Un régime totalitaire est, par son essence même, un cercle de fer autour d’un baril de poudre. Un régime totalitaire est nécessaire quand les contradictions internes ont atteint un point de tension intolérable. C’est pourquoi l’on peut prévoir que, dans la série de révolutions que la guerre ne peut pas ne pas provoquer, les pays totalitaires seront les premiers sur la liste. C’est extravagant d’imaginer que l’Allemagne pourrait être soviétisée de Moscou comme l’a été la petite Galicie arriérée. Pour faire sauter la ceinture du national-socialisme, de terribles explosions seront nécessaires. Des millions de gens seront mis en mouvement. Et les révolutions sont contagieuses. Dans la chaîne des régimes politiques, la dictature stalinienne est l’un des maillons les plus faibles.
Mais, avant la révolution, il y a la guerre. Pendant la période prochaine, Staline restera le satellite de Hitler. Pendant l’hiver qui vient, il ne prendra probablement aucune initiative. Avec la Finlande, il va conclure un compromis. Il cherche un autre compromis plus important avec le Japon contre les États-Unis. Tant que la position militaire de Hitler restera favorable (et il en sera ainsi en tout cas pendant la première année de la guerre), Staline se contentera de ce qu’il a déjà obtenu. Si l’Allemagne se trouve — et quand elle se trouvera — dans une situation difficile, et c’est inévitable, mais pas si vite, Staline essaiera de se dégager d’avec Hitler. Par exemple, il soviétisera les pays baltes et peut-être réclamera l’indépendance de la Pologne de Hitler, pour la soviétiser aussi, et il peut devenir actif dans les Balkans.
Tout cela n’est cependant que les convulsions finales de deux régimes totalitaires.

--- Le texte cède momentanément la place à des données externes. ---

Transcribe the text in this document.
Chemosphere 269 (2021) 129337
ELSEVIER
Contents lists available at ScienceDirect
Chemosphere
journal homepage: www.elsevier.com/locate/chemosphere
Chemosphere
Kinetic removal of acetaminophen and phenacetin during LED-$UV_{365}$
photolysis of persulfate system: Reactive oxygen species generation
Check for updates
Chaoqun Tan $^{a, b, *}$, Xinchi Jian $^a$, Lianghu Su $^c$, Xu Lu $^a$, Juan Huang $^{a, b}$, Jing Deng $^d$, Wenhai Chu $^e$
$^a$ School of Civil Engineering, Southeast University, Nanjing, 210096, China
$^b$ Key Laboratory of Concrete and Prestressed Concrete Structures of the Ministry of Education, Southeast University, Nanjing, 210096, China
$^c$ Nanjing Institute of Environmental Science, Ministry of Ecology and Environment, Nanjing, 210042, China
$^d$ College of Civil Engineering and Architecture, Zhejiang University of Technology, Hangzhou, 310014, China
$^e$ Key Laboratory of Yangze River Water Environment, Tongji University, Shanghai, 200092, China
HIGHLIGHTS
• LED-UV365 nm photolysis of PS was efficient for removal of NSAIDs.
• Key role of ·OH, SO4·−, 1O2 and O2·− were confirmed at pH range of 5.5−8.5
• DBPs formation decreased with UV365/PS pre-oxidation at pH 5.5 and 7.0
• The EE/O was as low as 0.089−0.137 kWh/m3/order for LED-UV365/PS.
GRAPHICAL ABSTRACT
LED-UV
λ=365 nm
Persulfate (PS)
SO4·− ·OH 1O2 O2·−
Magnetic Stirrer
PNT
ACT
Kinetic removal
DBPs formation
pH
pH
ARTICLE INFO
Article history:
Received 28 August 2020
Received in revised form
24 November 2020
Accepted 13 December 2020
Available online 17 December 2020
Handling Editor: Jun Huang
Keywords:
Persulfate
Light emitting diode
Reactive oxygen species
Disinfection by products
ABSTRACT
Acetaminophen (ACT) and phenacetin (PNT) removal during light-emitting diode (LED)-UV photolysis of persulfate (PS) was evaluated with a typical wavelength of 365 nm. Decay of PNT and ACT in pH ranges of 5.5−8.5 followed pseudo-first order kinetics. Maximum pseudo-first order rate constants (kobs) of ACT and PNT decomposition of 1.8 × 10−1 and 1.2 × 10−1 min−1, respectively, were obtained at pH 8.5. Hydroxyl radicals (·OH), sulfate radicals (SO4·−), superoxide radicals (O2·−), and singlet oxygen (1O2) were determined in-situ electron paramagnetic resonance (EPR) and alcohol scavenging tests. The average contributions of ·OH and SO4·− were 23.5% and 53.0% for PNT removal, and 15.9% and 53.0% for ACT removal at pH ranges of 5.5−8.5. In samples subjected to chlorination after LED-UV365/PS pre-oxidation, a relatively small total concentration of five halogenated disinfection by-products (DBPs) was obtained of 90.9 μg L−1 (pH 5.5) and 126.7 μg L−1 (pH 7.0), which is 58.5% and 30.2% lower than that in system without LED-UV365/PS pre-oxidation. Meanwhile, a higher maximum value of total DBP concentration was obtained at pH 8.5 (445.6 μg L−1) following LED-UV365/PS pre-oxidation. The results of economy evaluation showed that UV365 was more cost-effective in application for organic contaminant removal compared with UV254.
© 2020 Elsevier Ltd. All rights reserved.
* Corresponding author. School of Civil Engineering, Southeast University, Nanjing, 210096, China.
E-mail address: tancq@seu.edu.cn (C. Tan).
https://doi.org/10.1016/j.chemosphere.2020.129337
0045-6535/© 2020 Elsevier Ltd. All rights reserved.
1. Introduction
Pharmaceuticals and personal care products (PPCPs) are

L’effondrement militaire de Hitler provoquera inévitablement une révolution en Allemagne et les conséquences en seront le renversement de l’oligarchie de Staline en U.R.S.S. Déjà, dès maintenant, ces deux événements se dessinent comme ceux qui se matérialiseront le plus certainement au cœur du sanglant conflit.
Cette esquisse sera complétée par des données positives, les illustrations concrètes comme des caractérisations personnelles, et ainsi de suite. L’article sera de 3000 à 3500 mots.
Conditions pour un article
Cher Monsieur Collins,
Je joins un petit prospectus d’un article que je suis prêt à écrire aux conditions suivantes:
1. Life Magazine doit accepter ou refuser l’article sur la base de ce prospectus.
2. L’article devrait être d’environ 3 500 mots.
3. Life Magazine m’a payé 1 500 dollars pour le premier article qui leur a été vendu, sans déduction pour les impôts, etc. Pour le second article, ils proposent 2000 dollars. Je considère le prix de 1000 comme un minimum pour l’article que veut Life, après toutes les déductions y compris celle de la commission de l’agent.
Si je reçois un télégramme d’acceptation, j’enverrai le manuscrit russe dans une semaine à M. Malamuth qui aura besoin de quatre à cinq jours pour la traduction.